Hier finden Sie Hinweise zum korrekten Verhalten im Verdachtsfall und weitere Informationsangebote.

Wie können wir Ihnen helfen?

    Kreuzbandriss (hinten)

    Verletzungen des hinteren Kreuzbandes sind zwar selten, unbehandelt können sie aber gravierende Folgen haben. Diagnostik und Behandlung sind deshalb umso wichtiger.

    Sorgfältige Diagnostik und Ursachenforschung

    Neben Analyse von Unfallmechanismus und Unfallursache führen wir in den BG Kliniken die klinische Untersuchung des Kniegelenks mit speziellen Stabilitätstests durch. Mittels Röntgenuntersuchung lassen sich knöcherne Verletzungen sowie Achsfehlstellungen und degenerative Veränderungen diagnostizieren. Bei Verdacht auf Schaden an Weichteilgeweben im Inneren des Knies empfiehlt sich eine Magnetresonanztomografie (MRT). 

    Konservative oder operative Therapie

    Isolierte akute Verletzungen heilen in der Regel gut und werden daher konservativ (nicht operativ) unter regelmäßiger Kontrolle behandelt. Das Knie wird für sechs Wochen mittels PTS-Schiene in Streckstellung ruhiggestellt.

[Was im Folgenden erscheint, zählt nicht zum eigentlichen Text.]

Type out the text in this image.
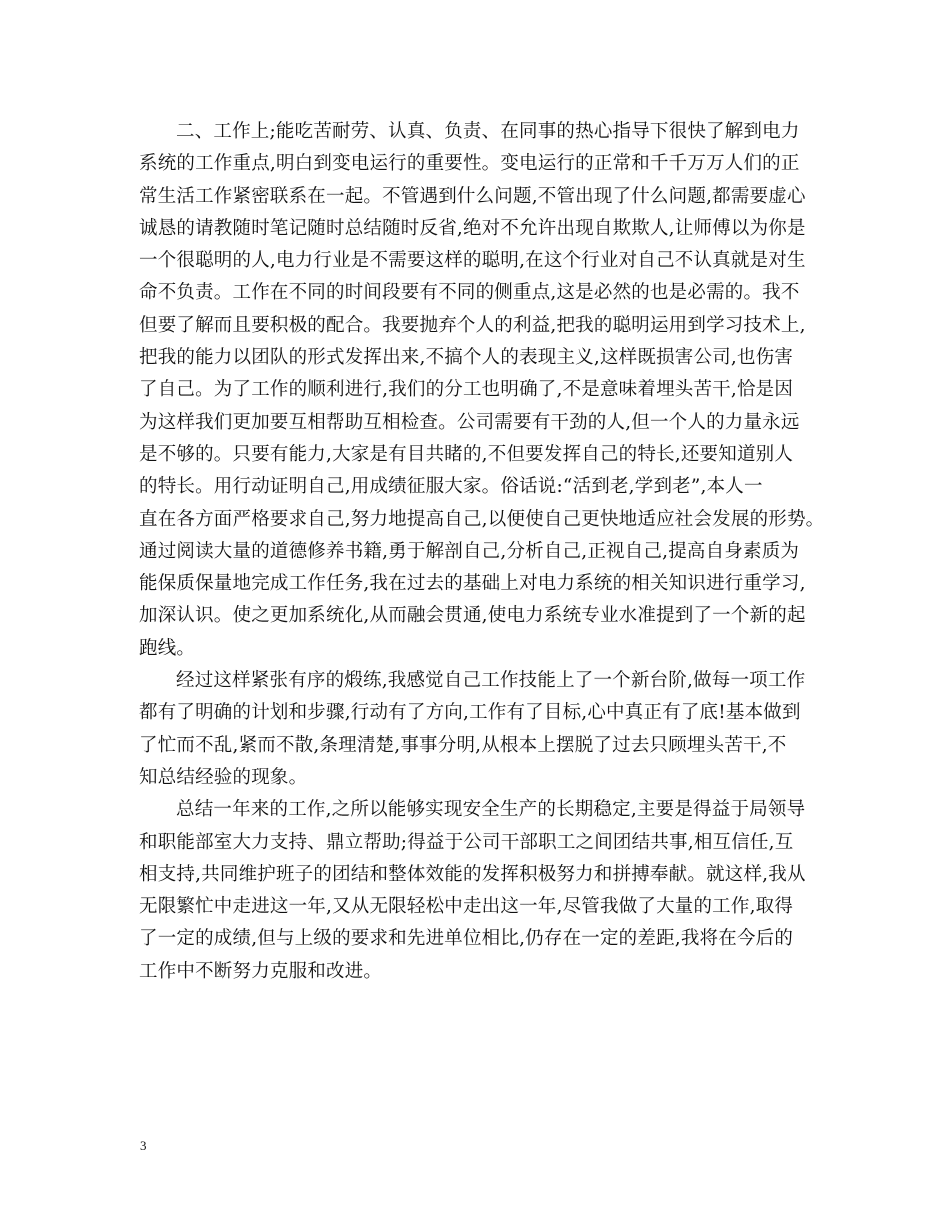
二、工作上;能吃苦耐劳、认真、负责、在同事的热心指导下很快了解到电力
系统的工作重点,明白到变电运行的重要性。变电运行的正常和千千万万人们的正
常生活工作紧密联系在一起。不管遇到什么问题,不管出现了什么问题,都需要虚心
诚恳的请教随时笔记随时总结随时反省,绝对不允许出现自欺欺人,让师傅以为你是
一个很聪明的人,电力行业是不需要这样的聪明,在这个行业对自己不认真就是对生
命不负责。工作在不同的时间段要有不同的侧重点,这是必然的也是必需的。我不
但要了解而且要积极的配合。我要抛弃个人的利益,把我的聪明运用到学习技术上,
把我的能力以团队的形式发挥出来,不搞个人的表现主义,这样既损害公司,也伤害
了自己。为了工作的顺利进行,我们的分工也明确了,不是意味着埋头苦干,恰是因
为这样我们更加要互相帮助互相检查。公司需要有干劲的人,但一个人的力量永远
是不够的。只要有能力,大家是有目共睹的,不但要发挥自己的特长,还要知道别人
的特长。用行动证明自己,用成绩征服大家。俗话说:“活到老,学到老”,本人一
直在各方面严格要求自己,努力地提高自己,以便使自己更快地适应社会发展的形势。
通过阅读大量的道德修养书籍,勇于解剖自己,分析自己,正视自己,提高自身素质为
能保质保量地完成工作任务,我在过去的基础上对电力系统的相关知识进行重学习,
加深认识。使之更加系统化,从而融会贯通,使电力系统专业水准提到了一个新的起
跑线。
经过这样紧张有序的煅练,我感觉自己工作技能上了一个新台阶,做每一项工作
都有了明确的计划和步骤,行动有了方向,工作有了目标,心中真正有了底!基本做到
了忙而不乱,紧而不散,条理清楚,事事分明,从根本上摆脱了过去只顾埋头苦干,不
知总结经验的现象。
总结一年来的工作,之所以能够实现安全生产的长期稳定,主要是得益于局领导
和职能部室大力支持、鼎立帮助;得益于公司干部职工之间团结共事,相互信任,互
相支持,共同维护班子的团结和整体效能的发挥积极努力和拼搏奉献。就这样,我从
无限繁忙中走进这一年,又从无限轻松中走出这一年,尽管我做了大量的工作,取得
了一定的成绩,但与上级的要求和先进单位相比,仍存在一定的差距,我将在今后的
工作中不断努力克服和改进。
3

Physiotherapie zum Aufbau stabilisierender Muskeln ist ebenfalls Teil der Behandlung. 

    Im Falle knöcherner Ausrisse mit Verlagerung des Knochenfragments sollte eine Wiederanheftung des Fragments erfolgen. Eine eigens von uns entwickelte minimalinvasive Technik erlaubt hier ein endoskopisches Vorgehen.

    Frühzeitige Operation bei schweren Verletzungen mindert Folgeschäden

    Die frühzeitige Operation ist bei kombinierten und/oder schweren hinteren Kreuzbandverletzungen und Mitverletzungen des innen- oder außenseitigen Bandapparats ratsam. 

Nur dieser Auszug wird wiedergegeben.